L’épreuve du milliardaire
La lueur du lustre se répandait sur la table comme de l’or liquide, scintillant sur les verres en cristal et l’argenterie polie.
Mon cœur battait à tout rompre alors que je franchissais le seuil.

À la tête de la table se tenait Arthur Sterling, exactement comme la légende que mon fiancé m’avait décrite : costume impeccable, regard mesuré, présence comme une ombre qui remplit chaque recoin.
Ses doigts reposaient légèrement sur un verre de vin, mais ses yeux… ses yeux se fixaient sur moi avec une familiarité déconcertante.
— Vous êtes en retard, dit-il, la voix basse mais tranchante comme une lame.
J’ouvris la bouche pour m’excuser, pour inventer une excuse élégante, mais les mots restèrent coincés dans ma gorge.
Puis ses lèvres se courbèrent — pas en un sourire, mais en quelque chose de bien plus étrange.
— Vous avez donné votre écharpe, dit-il.
Je restai figée. Mon fiancé fronça les sourcils. — Quoi ?

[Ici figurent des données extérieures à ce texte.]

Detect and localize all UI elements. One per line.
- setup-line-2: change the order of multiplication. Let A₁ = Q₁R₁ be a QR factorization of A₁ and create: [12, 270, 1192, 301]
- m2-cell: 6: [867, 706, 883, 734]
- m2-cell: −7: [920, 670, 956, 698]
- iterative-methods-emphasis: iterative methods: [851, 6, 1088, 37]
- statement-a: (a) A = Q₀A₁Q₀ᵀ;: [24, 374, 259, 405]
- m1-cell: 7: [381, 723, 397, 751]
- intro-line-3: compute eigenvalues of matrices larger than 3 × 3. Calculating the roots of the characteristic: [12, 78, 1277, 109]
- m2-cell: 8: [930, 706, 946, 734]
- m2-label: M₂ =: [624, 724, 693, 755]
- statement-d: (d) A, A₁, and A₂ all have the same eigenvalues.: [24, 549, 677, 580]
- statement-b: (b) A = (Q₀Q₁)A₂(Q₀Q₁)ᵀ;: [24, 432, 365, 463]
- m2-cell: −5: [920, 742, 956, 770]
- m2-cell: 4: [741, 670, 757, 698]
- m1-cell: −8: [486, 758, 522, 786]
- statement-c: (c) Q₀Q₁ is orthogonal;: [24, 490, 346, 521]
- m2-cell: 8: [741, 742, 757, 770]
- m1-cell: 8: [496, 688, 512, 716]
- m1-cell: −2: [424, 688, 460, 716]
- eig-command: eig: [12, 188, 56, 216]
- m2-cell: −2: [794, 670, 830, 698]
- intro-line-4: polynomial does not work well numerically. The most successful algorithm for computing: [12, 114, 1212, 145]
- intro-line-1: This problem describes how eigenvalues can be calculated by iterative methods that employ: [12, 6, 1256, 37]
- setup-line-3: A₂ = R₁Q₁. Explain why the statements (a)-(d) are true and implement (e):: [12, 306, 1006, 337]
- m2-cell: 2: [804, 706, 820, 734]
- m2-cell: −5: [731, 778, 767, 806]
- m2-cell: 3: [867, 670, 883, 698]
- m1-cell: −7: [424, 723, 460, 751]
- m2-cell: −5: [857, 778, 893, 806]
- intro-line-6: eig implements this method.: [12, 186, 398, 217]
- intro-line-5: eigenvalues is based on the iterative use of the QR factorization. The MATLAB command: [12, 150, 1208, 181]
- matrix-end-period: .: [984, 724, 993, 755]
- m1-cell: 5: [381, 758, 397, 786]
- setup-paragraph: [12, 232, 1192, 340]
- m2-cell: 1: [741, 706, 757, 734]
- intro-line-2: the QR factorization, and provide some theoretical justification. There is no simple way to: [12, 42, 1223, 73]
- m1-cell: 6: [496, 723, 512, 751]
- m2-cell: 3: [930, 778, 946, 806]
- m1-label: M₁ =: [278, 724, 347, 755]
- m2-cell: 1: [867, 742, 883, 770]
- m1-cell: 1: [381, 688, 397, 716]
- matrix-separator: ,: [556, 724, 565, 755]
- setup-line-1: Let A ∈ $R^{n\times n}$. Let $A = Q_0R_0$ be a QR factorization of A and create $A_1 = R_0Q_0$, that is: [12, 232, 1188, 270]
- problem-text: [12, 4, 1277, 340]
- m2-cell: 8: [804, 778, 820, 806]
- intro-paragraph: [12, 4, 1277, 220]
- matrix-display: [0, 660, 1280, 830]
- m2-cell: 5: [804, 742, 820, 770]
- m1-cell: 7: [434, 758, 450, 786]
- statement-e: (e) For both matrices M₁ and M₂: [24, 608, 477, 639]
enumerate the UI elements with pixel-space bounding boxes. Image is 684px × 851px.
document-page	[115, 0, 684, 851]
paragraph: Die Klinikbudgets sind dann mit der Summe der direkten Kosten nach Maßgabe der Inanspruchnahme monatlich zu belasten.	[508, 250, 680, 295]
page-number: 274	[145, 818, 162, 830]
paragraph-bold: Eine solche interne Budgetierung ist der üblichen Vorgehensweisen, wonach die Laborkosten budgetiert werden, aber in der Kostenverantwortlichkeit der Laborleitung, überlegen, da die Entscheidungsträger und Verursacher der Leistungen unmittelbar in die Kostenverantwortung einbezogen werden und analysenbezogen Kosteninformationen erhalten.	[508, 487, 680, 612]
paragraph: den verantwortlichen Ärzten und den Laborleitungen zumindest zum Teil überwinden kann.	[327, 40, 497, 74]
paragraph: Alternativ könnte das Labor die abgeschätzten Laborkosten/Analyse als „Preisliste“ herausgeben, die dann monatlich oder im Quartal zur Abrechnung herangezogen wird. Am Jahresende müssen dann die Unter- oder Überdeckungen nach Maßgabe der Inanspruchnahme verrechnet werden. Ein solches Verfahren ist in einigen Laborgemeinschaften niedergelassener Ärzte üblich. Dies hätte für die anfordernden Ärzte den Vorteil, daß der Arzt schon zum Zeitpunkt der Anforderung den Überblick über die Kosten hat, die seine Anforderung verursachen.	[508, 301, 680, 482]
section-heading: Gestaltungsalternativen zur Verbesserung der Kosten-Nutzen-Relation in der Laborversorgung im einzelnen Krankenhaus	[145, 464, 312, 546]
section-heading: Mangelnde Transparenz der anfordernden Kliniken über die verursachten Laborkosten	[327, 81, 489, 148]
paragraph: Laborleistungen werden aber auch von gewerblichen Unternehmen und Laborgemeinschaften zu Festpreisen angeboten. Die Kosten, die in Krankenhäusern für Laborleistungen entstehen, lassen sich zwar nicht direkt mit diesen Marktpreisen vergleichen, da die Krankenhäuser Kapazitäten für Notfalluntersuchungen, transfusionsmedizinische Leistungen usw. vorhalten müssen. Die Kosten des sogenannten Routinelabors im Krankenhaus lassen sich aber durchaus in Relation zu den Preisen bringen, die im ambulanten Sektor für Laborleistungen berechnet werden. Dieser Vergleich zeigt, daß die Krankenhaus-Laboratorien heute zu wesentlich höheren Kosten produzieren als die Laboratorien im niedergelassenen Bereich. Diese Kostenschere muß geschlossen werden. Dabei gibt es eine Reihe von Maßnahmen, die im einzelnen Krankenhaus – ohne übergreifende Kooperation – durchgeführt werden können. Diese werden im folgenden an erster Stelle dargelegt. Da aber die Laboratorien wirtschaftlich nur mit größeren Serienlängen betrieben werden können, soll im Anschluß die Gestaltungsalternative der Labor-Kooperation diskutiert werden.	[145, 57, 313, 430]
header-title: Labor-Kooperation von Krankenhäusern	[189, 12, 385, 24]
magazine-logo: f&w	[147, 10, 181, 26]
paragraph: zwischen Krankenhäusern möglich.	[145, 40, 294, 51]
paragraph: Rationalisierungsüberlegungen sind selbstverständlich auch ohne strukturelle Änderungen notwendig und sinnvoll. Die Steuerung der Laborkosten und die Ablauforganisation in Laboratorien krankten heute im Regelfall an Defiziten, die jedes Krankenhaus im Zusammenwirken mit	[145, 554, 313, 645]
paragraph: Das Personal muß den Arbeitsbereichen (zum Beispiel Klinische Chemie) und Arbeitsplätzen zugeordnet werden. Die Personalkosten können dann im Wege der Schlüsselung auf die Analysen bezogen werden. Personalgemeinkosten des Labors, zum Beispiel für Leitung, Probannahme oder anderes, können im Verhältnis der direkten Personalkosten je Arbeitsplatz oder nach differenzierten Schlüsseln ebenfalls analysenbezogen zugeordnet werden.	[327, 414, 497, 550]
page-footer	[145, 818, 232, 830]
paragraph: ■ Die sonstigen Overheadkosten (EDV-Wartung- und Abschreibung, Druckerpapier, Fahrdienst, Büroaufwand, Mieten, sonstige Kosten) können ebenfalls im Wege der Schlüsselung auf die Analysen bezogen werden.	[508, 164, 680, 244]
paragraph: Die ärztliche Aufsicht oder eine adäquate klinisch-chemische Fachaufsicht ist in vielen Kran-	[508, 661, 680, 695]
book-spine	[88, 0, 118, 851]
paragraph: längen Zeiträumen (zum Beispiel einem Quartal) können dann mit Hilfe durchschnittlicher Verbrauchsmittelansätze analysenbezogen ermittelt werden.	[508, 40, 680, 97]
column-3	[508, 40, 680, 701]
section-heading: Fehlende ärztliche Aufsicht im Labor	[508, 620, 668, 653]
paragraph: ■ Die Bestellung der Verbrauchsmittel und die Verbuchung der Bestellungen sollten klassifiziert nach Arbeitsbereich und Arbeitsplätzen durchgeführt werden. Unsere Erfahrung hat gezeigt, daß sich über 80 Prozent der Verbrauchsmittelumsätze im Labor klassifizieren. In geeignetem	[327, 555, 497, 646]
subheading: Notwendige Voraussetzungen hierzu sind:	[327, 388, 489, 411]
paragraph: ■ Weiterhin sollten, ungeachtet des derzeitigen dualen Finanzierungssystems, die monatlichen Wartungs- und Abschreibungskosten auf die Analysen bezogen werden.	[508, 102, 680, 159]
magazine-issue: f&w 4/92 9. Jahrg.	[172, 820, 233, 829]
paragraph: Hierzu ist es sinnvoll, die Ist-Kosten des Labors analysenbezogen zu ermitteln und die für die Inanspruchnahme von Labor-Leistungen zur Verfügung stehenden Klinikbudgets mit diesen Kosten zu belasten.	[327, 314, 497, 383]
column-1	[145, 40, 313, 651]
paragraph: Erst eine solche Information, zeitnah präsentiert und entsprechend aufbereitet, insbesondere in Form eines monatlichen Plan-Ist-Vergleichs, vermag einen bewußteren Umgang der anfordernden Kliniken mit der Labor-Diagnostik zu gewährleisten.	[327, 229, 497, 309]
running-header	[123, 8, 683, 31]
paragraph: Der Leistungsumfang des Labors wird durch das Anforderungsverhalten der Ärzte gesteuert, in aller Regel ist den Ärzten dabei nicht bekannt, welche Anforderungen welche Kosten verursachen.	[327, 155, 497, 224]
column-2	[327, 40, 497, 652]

Arthur se pencha en arrière, m’observant comme si j’étais une action rare et imprévisible sur le point de connaître une ascension fulgurante.
— Dans le parc. À un vieil homme. Son ton n’était pas accusateur. Au contraire, il était teinté d’amusement. Un souffle me coupa la poitrine. — C’était vous ?
Il hocha la tête une fois, les coins de sa bouche s’adoucissant presque, presque…
— Un choix très… révélateur, Mademoiselle Hayes. La plupart des gens seraient passés leur chemin.
La réalisation me frappa de plein fouet. L’inconnu sur le banc, la voix rauque, le regard inébranlable — ce n’était pas un hasard.
Il m’avait testée avant même que je mette le pied dans cette maison.
Les yeux de mon fiancé allaient de l’un à l’autre, la confusion grandissante. — Vous… quoi… pourquoi ?
La voix d’Arthur se fit presque un murmure. — Parce que, mon fils, on ne confie pas les clés du royaume à n’importe qui.

Il fallait que je voie qui elle est quand personne ne regarde. Puis il reporta son regard sur moi. — Et maintenant, je sais.
La pièce sembla se rétrécir, l’air chargé d’un verdict silencieux.
Puis, d’un geste si subtil que je faillis le manquer, Arthur indiqua la chaise à côté de lui. — Asseyez-vous. Le dîner refroidit.
J’avançai, les pas assurés malgré l’adrénaline qui me parcourait. Je sentais le regard perplexe de mon fiancé sur mon dos.
En m’asseyant, Arthur me versa lui-même un verre de vin — un geste, compris-je, qu’il réservait probablement à personne.
— Vous avez réussi, murmura-t-il. Mais les vrais tests… ne font que commencer.
Et à cet instant, sous le poids de son regard et la lueur des bougies, je compris : ma vie avait déjà changé au moment où je m’étais arrêtée pour ce pauvre inconnu frissonnant.